Windows Phone now accounts for one in ten smartphone sales across the five major European markets and has seen strong growth in the UK, but Android still leads the way, according to new research.
The new data, from Kantar Worldpanel ComTech, looks at smartphone sales during the 3-month period from July through to September, across a number of regions.
View larger image
Research for the three months to September 2013 shows Windows Phone accounts for 11.4% after growing by 7.2 percentage points year-on-year.
However, Android still remains the number one operating system with 58.4% of the market share, while BlackBerry’s share has dropped by 5.4 percentage points to 3.1%.
Apple’s iOS dipped by 1.0 percentage point to 27.0%, but Kantar predicts its market share will increase at Christmas.
Dominic Sunnebo, strategic insight director at Kantar Worldpanel ComTech, said: “August is traditionally a quiet month for Apple as consumers wait for the release of new models, and strong sales of the iPhone 5S and 5C at the end of September did not manage to make up for the lull.
“The full impact of the new iPhones will be seen at Christmas, when iOS is expected to bounce back strongly in Britain, the US and Australia.”
The Kantar Worldpanel ComTech, also indicates that Windows Phone has even overtaken iOS in Italy, and is gaining momentum in emerging markets.
The research shows that the growth of the Windows Phone operating system is being driven almost entirely by Nokia sales.
Sunnebo said: “Nokia dominated in Latin America for many years, and while its popularity declined with the fortunes of Symbian, it now has an opportunity to regain the top spot.
“The majority of consumers in Latin America still own a Nokia featurephone and upgrading to an entry level Lumia is a logical next step. Price is the main barrier in developing markets and the budget Lumia 520 opens the door to smartphone ownership for many.”
Android remains the dominant operating system across Europe with 71.9%, an increase of 4.2 percentage points compared with the same period last year.
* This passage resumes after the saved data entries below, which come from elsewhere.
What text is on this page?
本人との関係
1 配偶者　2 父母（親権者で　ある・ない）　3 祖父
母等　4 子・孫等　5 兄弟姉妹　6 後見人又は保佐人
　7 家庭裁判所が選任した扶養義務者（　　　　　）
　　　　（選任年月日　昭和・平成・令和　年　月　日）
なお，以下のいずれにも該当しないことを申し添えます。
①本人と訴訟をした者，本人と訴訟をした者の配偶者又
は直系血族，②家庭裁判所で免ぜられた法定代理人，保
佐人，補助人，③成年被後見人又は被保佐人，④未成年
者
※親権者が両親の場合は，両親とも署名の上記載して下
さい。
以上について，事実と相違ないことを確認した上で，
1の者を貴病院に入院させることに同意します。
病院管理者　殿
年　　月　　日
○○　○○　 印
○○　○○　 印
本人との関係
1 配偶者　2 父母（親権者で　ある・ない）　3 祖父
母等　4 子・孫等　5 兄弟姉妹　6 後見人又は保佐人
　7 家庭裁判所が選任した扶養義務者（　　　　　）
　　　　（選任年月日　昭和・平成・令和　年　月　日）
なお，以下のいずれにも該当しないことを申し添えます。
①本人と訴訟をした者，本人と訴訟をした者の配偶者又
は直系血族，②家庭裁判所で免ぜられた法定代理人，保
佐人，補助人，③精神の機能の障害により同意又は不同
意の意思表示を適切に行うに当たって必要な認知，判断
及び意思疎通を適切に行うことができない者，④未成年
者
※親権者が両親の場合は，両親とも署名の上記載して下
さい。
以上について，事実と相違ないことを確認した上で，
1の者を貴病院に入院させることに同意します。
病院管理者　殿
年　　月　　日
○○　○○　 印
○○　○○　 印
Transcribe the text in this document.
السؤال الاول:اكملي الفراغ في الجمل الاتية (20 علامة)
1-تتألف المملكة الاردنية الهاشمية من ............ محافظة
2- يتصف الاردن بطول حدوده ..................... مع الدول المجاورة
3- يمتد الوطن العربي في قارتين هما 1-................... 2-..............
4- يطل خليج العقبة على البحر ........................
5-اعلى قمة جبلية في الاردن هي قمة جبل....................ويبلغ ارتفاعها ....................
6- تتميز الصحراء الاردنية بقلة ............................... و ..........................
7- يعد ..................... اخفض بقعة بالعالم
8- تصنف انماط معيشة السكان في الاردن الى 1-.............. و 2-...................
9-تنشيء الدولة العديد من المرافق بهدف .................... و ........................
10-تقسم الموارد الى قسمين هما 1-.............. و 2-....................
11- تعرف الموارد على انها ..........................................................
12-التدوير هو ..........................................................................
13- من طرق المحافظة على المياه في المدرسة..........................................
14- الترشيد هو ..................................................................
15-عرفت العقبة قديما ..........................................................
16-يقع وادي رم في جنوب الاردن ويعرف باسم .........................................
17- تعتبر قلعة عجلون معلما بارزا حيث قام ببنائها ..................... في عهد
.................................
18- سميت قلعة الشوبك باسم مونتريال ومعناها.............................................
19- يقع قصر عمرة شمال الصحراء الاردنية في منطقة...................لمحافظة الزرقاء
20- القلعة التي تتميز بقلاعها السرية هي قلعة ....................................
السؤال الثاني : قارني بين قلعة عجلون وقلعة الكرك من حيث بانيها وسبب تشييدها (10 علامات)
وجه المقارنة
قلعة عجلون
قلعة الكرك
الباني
China is increasingly dominated by Android which accounts for 81.1% of the market, up 14.6 percentage points from last year. Domestic manufacturers made up 44% of smartphone sales in the latest period, compared to just 30% the previous year. Huawei, Xiaomi, Lenovo and Coolpad handsets are particularly popular outside of China’s largest cities and represent a more value-for-money option than global brands.
Sunnebo comments: “Chinese consumers are prepared to make a huge investment in their smartphone, with some spending up to 70% of their monthly salary on a new device. With such a high investment, Chinese consumers want to get the best value for money and are increasingly opting for a high-spec local brand over a low-spec global equivalent. The message for global manufacturers is clear – Chinese consumers demand value, and overpriced entry-levels models no longer cut it against increasingly impressive local competition.”